Facile fabrication of moisture responsive graphene actuators by moderate flash reduction of graphene oxides films

We reported here a facile, green, and simple method to fabricate moisture-responsive graphene actuators by moderate flash reduction of graphene oxides (GO) films. Due to the limited light transparency and thermal relaxation, the oxygen containing groups (OCGs) on the GO sheets could be selectively removed from the radiation side, forming a photoreduction gradient along the lateral direction of the GO film. In this manner, we obtained a reduced GO (RGO)/GO bilayer film. The RGO/GO film can bend to the RGO side when exposed to moisture because RGO and GO layers show different absorption capabilities of water molecules. Taking advantage of this controllable deformation, we fabricated moisture-responsive actuators including a crawler and claw robots.
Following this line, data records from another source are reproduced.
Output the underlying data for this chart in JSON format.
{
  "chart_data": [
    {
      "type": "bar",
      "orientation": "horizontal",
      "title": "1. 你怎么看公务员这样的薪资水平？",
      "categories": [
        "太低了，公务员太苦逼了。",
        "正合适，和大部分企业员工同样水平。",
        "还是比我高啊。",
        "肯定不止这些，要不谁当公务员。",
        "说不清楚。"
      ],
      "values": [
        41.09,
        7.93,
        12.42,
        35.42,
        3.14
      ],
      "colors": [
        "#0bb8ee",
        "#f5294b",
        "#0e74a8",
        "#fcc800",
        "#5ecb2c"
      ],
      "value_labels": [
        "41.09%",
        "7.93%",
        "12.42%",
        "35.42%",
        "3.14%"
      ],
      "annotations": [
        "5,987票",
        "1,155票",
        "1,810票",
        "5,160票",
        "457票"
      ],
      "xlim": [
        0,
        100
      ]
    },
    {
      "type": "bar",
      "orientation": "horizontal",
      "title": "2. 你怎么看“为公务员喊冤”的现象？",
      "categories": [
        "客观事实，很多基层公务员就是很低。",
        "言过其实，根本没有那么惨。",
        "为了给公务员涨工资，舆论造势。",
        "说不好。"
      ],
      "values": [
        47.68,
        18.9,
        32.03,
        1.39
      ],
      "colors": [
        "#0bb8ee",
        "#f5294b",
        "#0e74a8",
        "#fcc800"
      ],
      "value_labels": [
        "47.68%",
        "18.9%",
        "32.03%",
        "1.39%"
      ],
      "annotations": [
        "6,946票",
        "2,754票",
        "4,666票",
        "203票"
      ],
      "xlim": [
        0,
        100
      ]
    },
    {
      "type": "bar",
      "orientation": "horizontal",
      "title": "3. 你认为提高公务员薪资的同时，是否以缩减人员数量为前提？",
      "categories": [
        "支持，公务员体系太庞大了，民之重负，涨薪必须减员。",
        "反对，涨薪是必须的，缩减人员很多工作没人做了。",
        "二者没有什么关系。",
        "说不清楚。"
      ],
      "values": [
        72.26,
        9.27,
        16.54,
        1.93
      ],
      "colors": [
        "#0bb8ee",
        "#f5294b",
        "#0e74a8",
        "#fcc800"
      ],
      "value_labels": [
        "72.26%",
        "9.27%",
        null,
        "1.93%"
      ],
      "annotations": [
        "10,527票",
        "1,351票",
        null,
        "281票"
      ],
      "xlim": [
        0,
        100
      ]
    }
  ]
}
Facile fabrication of flexible graphene FETs by sunlight reduction of graphene oxide

We reported here a facile fabrication of flexible graphene-based field effect transistors (FETs) by sunlight reduction of graphene oxide (GO) as channel material. As a mask-free and chemical-free method, sunlight photoreduction of GO without the use of any complex equipments is simple and green. The resultant FET demonstrated excellent electrical properties (e.g., an optimized Ion/Ioff ratio of 111, hole mobility of 0.17  cm2  V-1 s-1), revealing great potential for development of flexible microelectrics. Additionally, since the reduced GO channel could be fabricated by sunlight treatment between two pre-patterned electrodes, the process features post-fabrication capability, which makes it possible to integrate graphene-based devices with given device structures.